The debate extends beyond Calgary, mirroring national conversations in Canada about how to balance growth with affordability. In cities like Toronto and Vancouver, similar upzoning experiments have faced legal challenges and public referendums. Here in Calgary, the policy's fate hangs on the incoming council's actions. Officials from the previous administration have not publicly responded to the latest opinion pieces, but city planning documents from 2022 outline upzoning as a response to a projected need for 20,000 new housing units annually to keep pace with migration driven by the energy sector's recovery.

As winter sets in, Calgarians continue to grapple with these issues. Rental prices in the city's core have reportedly risen by 10 percent year-over-year, according to local real estate boards, pushing more families toward suburbs or out of the province. The Calgarians for Thoughtful Growth group urged immediate repeal, warning that continued implementation could lead to further "speculative churn" without tangible benefits. Meanwhile, supporters like Walcott maintain that abandoning the policy now would stifle supply and drive up costs even more.

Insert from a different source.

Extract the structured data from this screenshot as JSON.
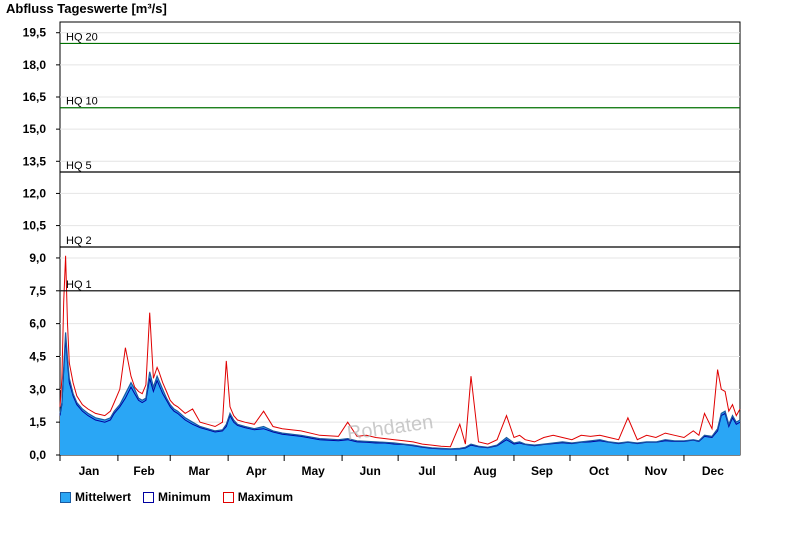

Looking ahead, the new council's first meetings, scheduled for late November, will likely feature discussions on zoning reform. Community consultations are expected, with input from groups like Calgarians for Thoughtful Growth playing a key role. Whether the city pivots to a more nuanced strategy or doubles down on density remains to be seen, but the election results signal a clear public demand for change. For now, the blanket upzoning saga underscores the challenges of urban planning in a booming yet strained market.

In related news, Calgary's housing authority has announced plans to accelerate below-market projects on underused land, potentially aligning with the critics' suggestions. As the debate unfolds, residents like those in affected neighborhoods await policies that prioritize their needs over speculative gains.